Klaus Wein: Es gibt zwei entscheidende Vorteile für Studierende. Erstens: Sie können hier Theorie und Praxis gut miteinander verbinden. Und zweitens: Sie haben bessere Chancen bei späteren Bewerbungen. Bei der Gasag gibt es jährlich etwa 15 Studierende, die ihre Bachelor- oder Masterarbeit bei uns schreiben.

Die meisten sind bei uns auch als Werkstudenten beschäftigt und unterstützen unsere Kollegen zum Teil über mehrere Jahre. Aus dieser Zusammenarbeit ist schon so manche Idee für eine Abschlussarbeit entstanden. Außerdem bekommen die Studenten viel von der realen Arbeitswelt mit.

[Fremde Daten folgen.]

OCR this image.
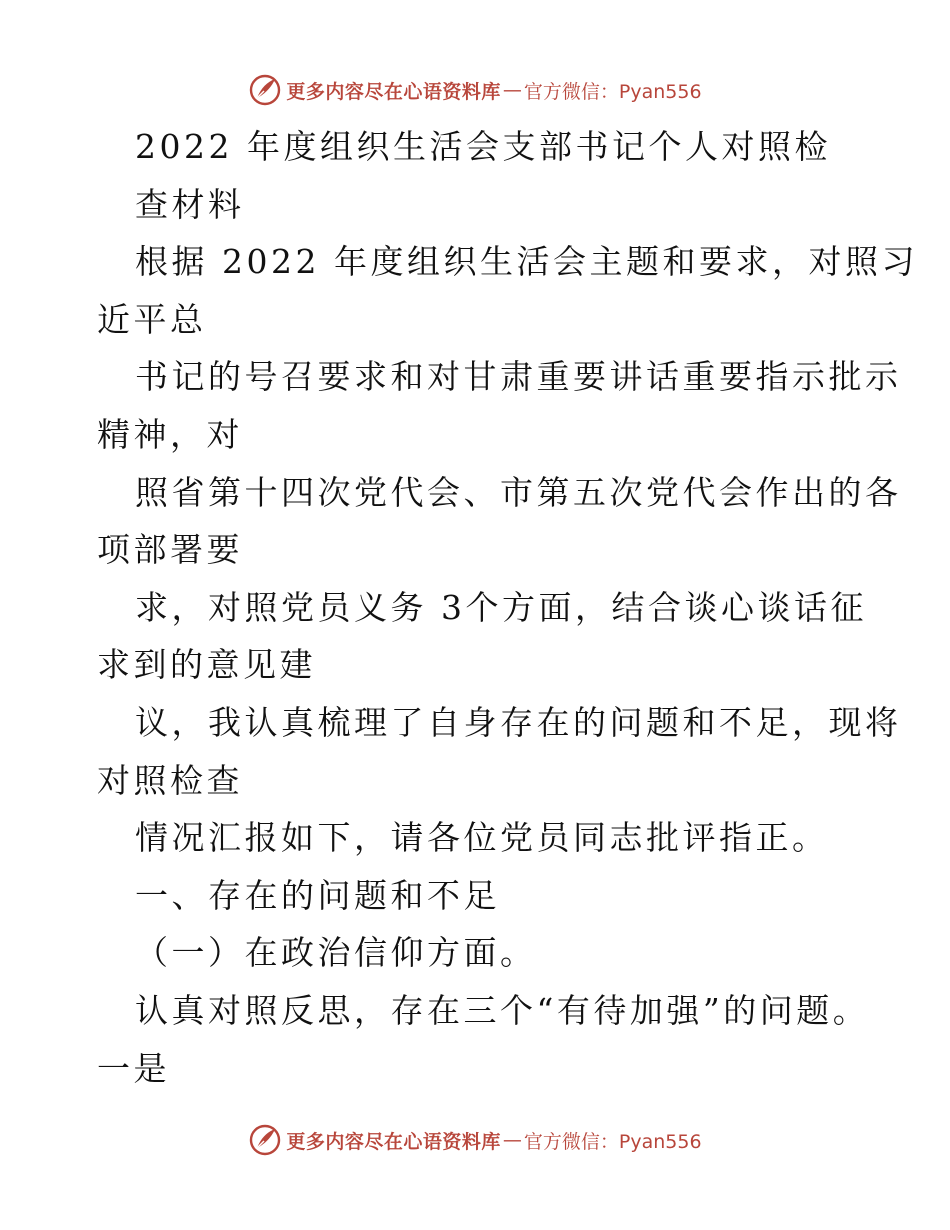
更多内容尽在心语资料库 — 官方微信：Pyan556
2022 年度组织生活会支部书记个人对照检
查材料
根据 2022 年度组织生活会主题和要求，对照习
近平总
书记的号召要求和对甘肃重要讲话重要指示批示
精神，对
照省第十四次党代会、市第五次党代会作出的各
项部署要
求，对照党员义务 3个方面，结合谈心谈话征
求到的意见建
议，我认真梳理了自身存在的问题和不足，现将
对照检查
情况汇报如下，请各位党员同志批评指正。
一、存在的问题和不足
（一）在政治信仰方面。
认真对照反思，存在三个“有待加强”的问题。
一是
更多内容尽在心语资料库 — 官方微信：Pyan556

Dazu gehört auch mal Termindruck oder Knies, also Unstimmigkeiten, mit den Kollegen.

Was hat der Arbeitgeber davon?

Für das Unternehmen bietet eine solche Abschlussarbeit die Möglichkeit, aktuelle Aufgaben bearbeiten zu lassen. Natürlich müssen die Fragestellung und das Thema der Arbeit für die Gasag interessant sein. Für die Studierenden ergibt sich daraus eine große Herausforderung, denn sowohl der wissenschaftliche Anspruch der Universität muss bedient werden, als auch der des Betriebs, der ja einen Nutzen aus der Arbeit ziehen möchte. Am Ende korrigiert und benotet jedoch die Universität die Arbeit. Das muss alles beachtet werden. Dafür ist eine gute Zusammenarbeit notwendig.

Werden die Studienabsolventen für ihre Arbeit im Betrieb entlohnt?

Ja, für alle guten und sehr guten Arbeiten gibt es eine Prämie. Viele der Bachelor- und Masterabsolventen werden dann ja meist auch noch als Werkstudenten entlohnt.

Schlagen die Studierenden eigene Themen vor, oder legen die Unternehmen die Themen fest?

Es ist generell möglich, dass sich Studenten mit eigenen Themen an die Unternehmen wenden. Das Thema muss natürlich zur jeweiligen Abteilung passen. Wir haben festgestellt, dass sich die meisten interessanten Fragestellungen für Abschlussarbeiten aus dem Arbeitsalltag der Abteilung heraus ergeben.

Wie muss die Zusammenarbeit sein, um ein gutes Ergebnis zu erzielen?

Grundvoraussetzung für eine erfolgreiche Zusammenarbeit ist vor allem eine gute und genau beschriebene Aufgabenstellung. Sie ist das A und O für eine erfolgreiche Arbeit und sollte den Bedürfnissen aller Beteiligten gerecht werden – denen des Studierenden, denen der Universität und des Unternehmens.

Es muss klar herausgearbeitet werden, wo die Schwerpunkte der Arbeit liegen. Welches Problem soll bearbeitet werden, welche Aufgabenstellung ergibt sich daraus und wie sollen Lösungen aussehen. Für die Studierenden ist die Zusammenarbeit mit Uni und Betreuer im Betrieb eine gute Übung, verschiedene Sichtweisen zu berücksichtigen. So, wie später im Berufsleben auch.

Wie haben Sie eigentlich ihren Studienabschluss gemacht?

Ich habe an der Technischen Universität eine eher theoretisch angelegte Arbeit geschrieben, quasi im Elfenbeinturm (lacht). Ich habe zwar auch einen praktischen Anteil in Form einer Befragung in meine Abschlussarbeit integriert, aber das Schreiben in einem Unternehmen wäre sicher viel interessanter gewesen.

Würden Sie heute wieder so entscheiden?

Na ja, wohl eher nicht. Die Einblicke ins Berufsleben, die man bekommt, wenn man in einem Unternehmen seine Abschlussarbeit schreibt, sind sehr wertvoll und bewahren einen vor dem Praxisschock. Und die Kontakte, die man als Werksstudent und/oder Absolvent knüpfen kann, sind oft wegweisend. Sie können die Chancen der Absolventen auf dem Arbeitsmarkt entscheidend verbessern.